Clamp down on senior officials before national Day as China's anti-graft campaign continues
By Wang Qi and Lin Xiaoyi Published: Sep 30, 2021 09:44 PM
Amid the cheerful and patriotic atmosphere on the day before China's National Day, two "big tigers" ΜΆ senior officials taken down on corruption and other criminal charges ΜΆ faced disciplinary actions and have been expelled from the Communist Party of China (CPC).
With the approval of the CPC Central Committee, the Central Commission for Discipline Inspection (CCDI) and the National Supervisory Commission (NSC) have placed Sun Lijun, former vice minister of the Public Security, and Yin Jiaxu, former chairman of China North Industries Group, on trial for Party disciplinary and other legal violations.
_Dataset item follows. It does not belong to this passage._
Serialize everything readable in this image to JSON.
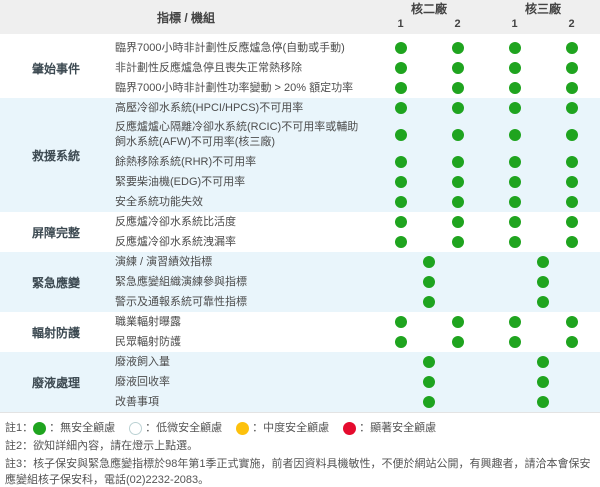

CCDI and NSC said that Sun created and spread political rumors, cultivated individual forces within the Party, formed interest groups to control key departments, and seriously undermined the unity and political security of the Party. Sun also concealed a large volume of sensitive materials and used public security investigations as a means to resist Party review.
Sun, according to the CCDI and NSC, lived in a state of depravity, accepted large amounts of valuable gifts for long periods of time, indulged in banquets and extravagant parties; he is also accused of engaging in "pay-for-play" schemes and paying for sex.
Yin was described as "two-faced man who is alienated from the Party" and has been accused of illegally obtaining memberships to exclusive golf clubs.
Yin illegally accepted a large amount of money and real estate, abused power and arranged profitable business deals for a small group of relatives and friends for personal gain, knowingly acted directly against the national interest, the CCDI and NSC said.
The CCDI and NSC claim Sun and Yin has seriously violated the CPC's political discipline, organizational discipline and moral discipline, which constitute serious duty violation, both are suspected of taking bribes.
Following the 18th National Congress of the CPC in 2012, hundreds of Party and government officials above the vice-ministerial level, People's Liberation Army generals and heads of state-owned enterprises have been investigated and punished in accordance with the law, reflecting China's strong determination to clamp down on corruption.
The two "tigers" both held key positions, which means they have resulted in more negative influence and widespread corruption, including impacts on downstream military enterprises as well as public security law enforcement and information departments, Zhuang Deshui, deputy director of the Research Center for Government Integrity-Building at Peking University, told the Global Times on Thursday.
Through the detailed description of the "big tigers," the public gains better understanding of and insight into the nature of the graft being combated by the central government and Party, while also seeing that corrupt officials are dealt with in a swift and severe manner, Zhang said.
The CCDI and NSC said responsible departments have transferred the two corrupted officials to government procuratorial bodies for investigation and prosecution in accordance with the law, while also confiscating all of their illegally obtained wealth and assets.
China has set a high bar for transparency and pace of public-interest anti-corruption information, and has required that the result of cases to be release as soon as possible, Zhang said.